【時視各角】富裕層と人材が出ていく国、韓国
ⓒ 中央日報/中央日報日本語版2024.06.27 16:21
10年ほど前に「ヘル朝鮮」という言葉が流行した。米日刊紙ワシントンポスト(WP)が「韓国の青年たちは自国を『地獄(hell)』と呼んで脱出方法を探している」という企画記事(2016年1月31日)を掲載するほどだった。記事では「金の匙」と「土の匙」に代弁される貧富の差の相続、長時間労働、低賃金非正規職の増加などに対する青年の挫折感が紹介された。2024年の韓国はどうか。さらに深刻な状況だ。住宅価格は暴騰し、安定した会社への就職はなおさら難しくなった。その象徴的な結果が世界最低の出生率だ。今年1-3月期の合計特殊出生率は0.76と、過去最低値を更新した。

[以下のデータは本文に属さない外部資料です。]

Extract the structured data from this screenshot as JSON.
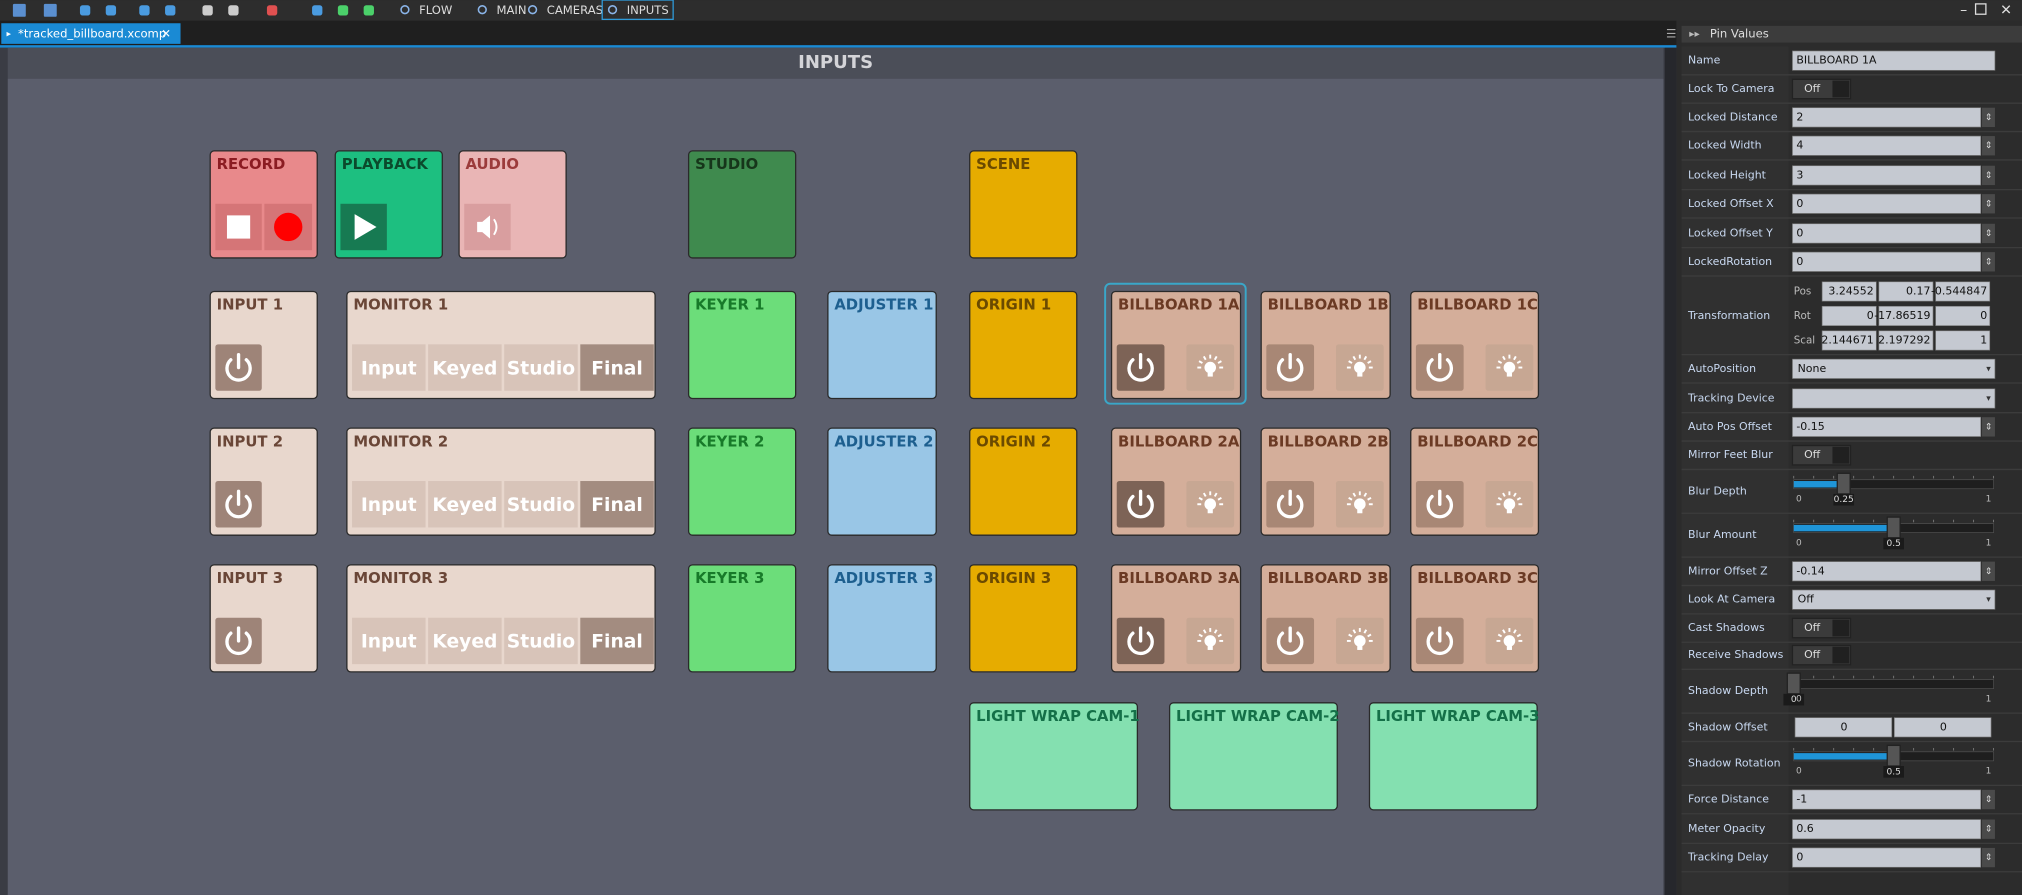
{
  "toolbar": {
    "tabs": [
      "FLOW",
      "MAIN",
      "CAMERAS",
      "INPUTS"
    ]
  },
  "document_tab": "*tracked_billboard.xcomp",
  "canvas": {
    "title": "INPUTS",
    "tiles": [
      {
        "label": "RECORD"
      },
      {
        "label": "PLAYBACK"
      },
      {
        "label": "AUDIO"
      },
      {
        "label": "STUDIO"
      },
      {
        "label": "SCENE"
      },
      {
        "label": "INPUT 1"
      },
      {
        "label": "MONITOR 1",
        "buttons": [
          "Input",
          "Keyed",
          "Studio",
          "Final"
        ]
      },
      {
        "label": "KEYER 1"
      },
      {
        "label": "ADJUSTER 1"
      },
      {
        "label": "ORIGIN 1"
      },
      {
        "label": "BILLBOARD 1A"
      },
      {
        "label": "BILLBOARD 1B"
      },
      {
        "label": "BILLBOARD 1C"
      },
      {
        "label": "INPUT 2"
      },
      {
        "label": "MONITOR 2",
        "buttons": [
          "Input",
          "Keyed",
          "Studio",
          "Final"
        ]
      },
      {
        "label": "KEYER 2"
      },
      {
        "label": "ADJUSTER 2"
      },
      {
        "label": "ORIGIN 2"
      },
      {
        "label": "BILLBOARD 2A"
      },
      {
        "label": "BILLBOARD 2B"
      },
      {
        "label": "BILLBOARD 2C"
      },
      {
        "label": "INPUT 3"
      },
      {
        "label": "MONITOR 3",
        "buttons": [
          "Input",
          "Keyed",
          "Studio",
          "Final"
        ]
      },
      {
        "label": "KEYER 3"
      },
      {
        "label": "ADJUSTER 3"
      },
      {
        "label": "ORIGIN 3"
      },
      {
        "label": "BILLBOARD 3A"
      },
      {
        "label": "BILLBOARD 3B"
      },
      {
        "label": "BILLBOARD 3C"
      },
      {
        "label": "LIGHT WRAP CAM-1"
      },
      {
        "label": "LIGHT WRAP CAM-2"
      },
      {
        "label": "LIGHT WRAP CAM-3"
      }
    ]
  },
  "panel": {
    "title": "Pin Values",
    "properties": [
      {
        "label": "Name",
        "kind": "text",
        "value": "BILLBOARD 1A"
      },
      {
        "label": "Lock To Camera",
        "kind": "toggle",
        "value": "Off"
      },
      {
        "label": "Locked Distance",
        "kind": "spin",
        "value": "2"
      },
      {
        "label": "Locked Width",
        "kind": "spin",
        "value": "4"
      },
      {
        "label": "Locked Height",
        "kind": "spin",
        "value": "3"
      },
      {
        "label": "Locked Offset X",
        "kind": "spin",
        "value": "0"
      },
      {
        "label": "Locked Offset Y",
        "kind": "spin",
        "value": "0"
      },
      {
        "label": "LockedRotation",
        "kind": "spin",
        "value": "0"
      },
      {
        "label": "Transformation",
        "kind": "transform",
        "rows": [
          {
            "label": "Pos",
            "values": [
              "3.24552",
              "0.17",
              "-0.544847"
            ]
          },
          {
            "label": "Rot",
            "values": [
              "0",
              "-17.86519",
              "0"
            ]
          },
          {
            "label": "Scal",
            "values": [
              "2.144671",
              "2.197292",
              "1"
            ]
          }
        ]
      },
      {
        "label": "AutoPosition",
        "kind": "dropdown",
        "value": "None"
      },
      {
        "label": "Tracking Device",
        "kind": "dropdown",
        "value": ""
      },
      {
        "label": "Auto Pos Offset",
        "kind": "spin",
        "value": "-0.15"
      },
      {
        "label": "Mirror Feet Blur",
        "kind": "toggle",
        "value": "Off"
      },
      {
        "label": "Blur Depth",
        "kind": "slider",
        "value": 0.25,
        "min": 0,
        "max": 1
      },
      {
        "label": "Blur Amount",
        "kind": "slider",
        "value": 0.5,
        "min": 0,
        "max": 1
      },
      {
        "label": "Mirror Offset Z",
        "kind": "spin",
        "value": "-0.14"
      },
      {
        "label": "Look At Camera",
        "kind": "dropdown",
        "value": "Off"
      },
      {
        "label": "Cast Shadows",
        "kind": "toggle",
        "value": "Off"
      },
      {
        "label": "Receive Shadows",
        "kind": "toggle",
        "value": "Off"
      },
      {
        "label": "Shadow Depth",
        "kind": "slider",
        "value": 0,
        "min": 0,
        "max": 1
      },
      {
        "label": "Shadow Offset",
        "kind": "vector2",
        "values": [
          "0",
          "0"
        ]
      },
      {
        "label": "Shadow Rotation",
        "kind": "slider",
        "value": 0.5,
        "min": 0,
        "max": 1
      },
      {
        "label": "Force Distance",
        "kind": "spin",
        "value": "-1"
      },
      {
        "label": "Meter Opacity",
        "kind": "spin",
        "value": "0.6"
      },
      {
        "label": "Tracking Delay",
        "kind": "spin",
        "value": "0"
      }
    ]
  }
}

ここに新しい現象が加わっている。その一つが富裕層の韓国脱出だ。英国の投資移民コンサルティング会社ヘンリー&パートナーズは韓国の高額純資産保有者(投資可能流動資産100万ドル以上)の純流出が今年1200人に達すると予想した。中国(1万5200人)、英国(9500人)、インド(4300人)に続いて世界で4番目に多い。韓国の富裕層の純流出は2022年の400人から昨年は800人に増え、今年はまた50%増えるということだ。習近平体制で監視と統制が激しくなった中国、ブレグジット以降の景気沈滞に苦しむ英国はそうだとしても、韓国が4位というのは意外だ(5位はウクライナと戦争中のロシア)。富裕層の内部事情はそれぞれ異なるだろうが、世界最高水準の相続税をはじめとする税金負担も関係がありそうだ。富裕層の純流入が多いアラブ首長国連邦・米国・シンガポールなどは税負担が韓国よりはるかに低い。